Late last month, three police officers watched as a man drowned in Tempe, Arizona. The man cried out that he was going to drown; an officer yelled back, “I’m not jumping in after you.” The officers have been placed on non-disciplinary administrative paid leave.

American policing
Law enforcement officers speak together outside Robb Elementary School in Uvalde, Texas. (Photo by Brandon Bell/Getty Images)

In Uvalde, Texas, local police, after repeatedly changing their timeline and story about what happened during the mass shooting at an elementary school, reportedly stopped cooperating with the investigation (the police chief has denied this).

In New York City earlier this spring, a gunman shot 23 people on the subway. A police officer, who said his radio was not working, asked passengers to call 911.

These were attention-grabbing headlines, but they were not isolated incidents. “Why Are Police So Bad at Their Jobs?” American Prospect asked recently.

According to the Marshall Project, a non-profit organisation covering the US criminal justice system, in 2020 murders increased, but roughly half went unsolved. In fact, homicide clearance rates are at a historic low. Clearance rates – crimes that are “cleared” by arrest (just arrest, not conviction) – are not a perfect picture of police effectiveness, and there are a variety of possible reasons for this, but at least two are the low trust that communities have in the police because of (relatedly) the focus police place on activities that are not solving violent crime.

It does not appear that this trend will reverse in 2022. Many violent crimes remain unsolved. In some cities, such as Durham, North Carolina, more than 90 per cent of murders from the first quarter of 2022 are as yet unsolved. And conviction rates are even lower than clearance rates.

Some police officials have suggested that budget cuts in the wake of the 2020 murder of George Floyd in Minneapolis, Minnesota, by a police officer is to blame. Floyd was choked to death when an officer put his knee on Floyd’s neck after the latter was suspected of using a counterfeit $20 bill. It is true that, in the wake of Floyd’s murder, a call to “defund the police” went up around the country. And if police blame the defunding of police departments for unsolved crimes, they are not alone in doing so.

In a Politico/Morning Consult poll from February 2022, 49% of respondents blamed the rise of violent crime rates on defunding police departments. A full 69% thought that crime would decrease “a lot” or “some” if police departments were funded more. “Fund the police,” the US president Joe Biden said in his State of the Union address this year, to a standing ovation and rapturous applause.

The trouble with this is that police departments were not defunded. A study of 400 American cities’ budgets by the Real News found police departments in 2021 got roughly the same amount of money as they did in the four years prior; and that, while police budgets may have increased less than they did before, the same could be said of city budgets overall. New York City added $200m to its police department in 2021; the Los Angeles Police Department increased its police budget by 3% that same year. Austin, Texas slashed its police budget – and then raised it again.

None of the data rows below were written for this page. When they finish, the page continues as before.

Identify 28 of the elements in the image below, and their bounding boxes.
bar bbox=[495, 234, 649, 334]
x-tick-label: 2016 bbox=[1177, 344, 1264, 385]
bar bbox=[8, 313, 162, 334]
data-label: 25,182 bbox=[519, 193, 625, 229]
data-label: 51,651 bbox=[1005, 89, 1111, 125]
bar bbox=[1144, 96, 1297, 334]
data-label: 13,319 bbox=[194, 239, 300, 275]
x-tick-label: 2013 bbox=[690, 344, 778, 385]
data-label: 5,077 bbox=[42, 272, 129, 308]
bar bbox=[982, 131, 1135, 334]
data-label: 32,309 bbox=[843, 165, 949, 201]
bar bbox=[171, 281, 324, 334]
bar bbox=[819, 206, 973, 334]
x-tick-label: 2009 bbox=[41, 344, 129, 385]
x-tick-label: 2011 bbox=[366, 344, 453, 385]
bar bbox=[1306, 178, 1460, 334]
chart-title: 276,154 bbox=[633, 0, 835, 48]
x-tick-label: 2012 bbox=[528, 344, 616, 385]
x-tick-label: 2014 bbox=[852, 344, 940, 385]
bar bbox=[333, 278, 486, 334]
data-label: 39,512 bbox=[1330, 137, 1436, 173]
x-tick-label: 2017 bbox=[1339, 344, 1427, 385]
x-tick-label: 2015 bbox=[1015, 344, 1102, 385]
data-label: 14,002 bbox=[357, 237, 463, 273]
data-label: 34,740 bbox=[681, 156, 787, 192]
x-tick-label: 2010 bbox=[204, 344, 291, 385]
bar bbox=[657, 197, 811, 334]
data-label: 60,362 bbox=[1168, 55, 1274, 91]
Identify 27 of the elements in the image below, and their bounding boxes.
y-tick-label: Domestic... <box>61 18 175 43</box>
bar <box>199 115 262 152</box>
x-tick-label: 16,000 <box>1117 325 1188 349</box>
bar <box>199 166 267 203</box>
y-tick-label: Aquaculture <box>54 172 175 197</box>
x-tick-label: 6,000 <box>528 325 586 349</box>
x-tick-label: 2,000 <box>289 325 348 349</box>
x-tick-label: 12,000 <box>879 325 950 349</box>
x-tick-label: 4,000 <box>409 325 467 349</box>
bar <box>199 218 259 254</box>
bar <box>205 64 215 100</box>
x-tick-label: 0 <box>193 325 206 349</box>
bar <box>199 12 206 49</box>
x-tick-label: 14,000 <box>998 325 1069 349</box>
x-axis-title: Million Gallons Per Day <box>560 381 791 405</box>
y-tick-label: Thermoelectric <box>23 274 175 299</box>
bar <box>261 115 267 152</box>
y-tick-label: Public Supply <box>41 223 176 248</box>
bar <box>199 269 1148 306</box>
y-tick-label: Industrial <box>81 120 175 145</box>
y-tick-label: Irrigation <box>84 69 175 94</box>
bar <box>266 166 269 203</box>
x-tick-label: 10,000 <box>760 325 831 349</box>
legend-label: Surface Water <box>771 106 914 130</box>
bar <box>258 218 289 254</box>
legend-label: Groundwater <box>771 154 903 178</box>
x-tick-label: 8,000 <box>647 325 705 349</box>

In Washington, DC, where I live, Mayor Muriel Bowser’s proposed 2023 budget calls for 400 more police officers over nine years. There are currently nearly 3,600 police officers in our city, and yet, in a city of fewer than one million people, there were 226 homicides in 2021, up from 198 the previous year. (As a point of comparison: in London, which has a population of almost nine million, there were 126 murders in 2021.) In 2021, Bowser asked the city council to redirect $11m away from infrastructure investments to the police department (after a compromise with the council, $5m went to police hiring and $6m to violence prevention programmes.) The clearance rate in Washington, DC, was 42% in 2021, the lowest of any year since 2015.

“Defund the police” has quite clearly been dropped, to the extent that it was ever adopted, by Democratic politicians. But that in and of itself does not change some stubborn facts, such as that police departments were by and large not defunded, or that violent crime is increasingly going unsolved. It may be too much for politicians to call for police budgets to be cut. But perhaps, as more headlines roll in about the incompetency of officers across the country, elected officials could at some point ask what the police are doing with all that money.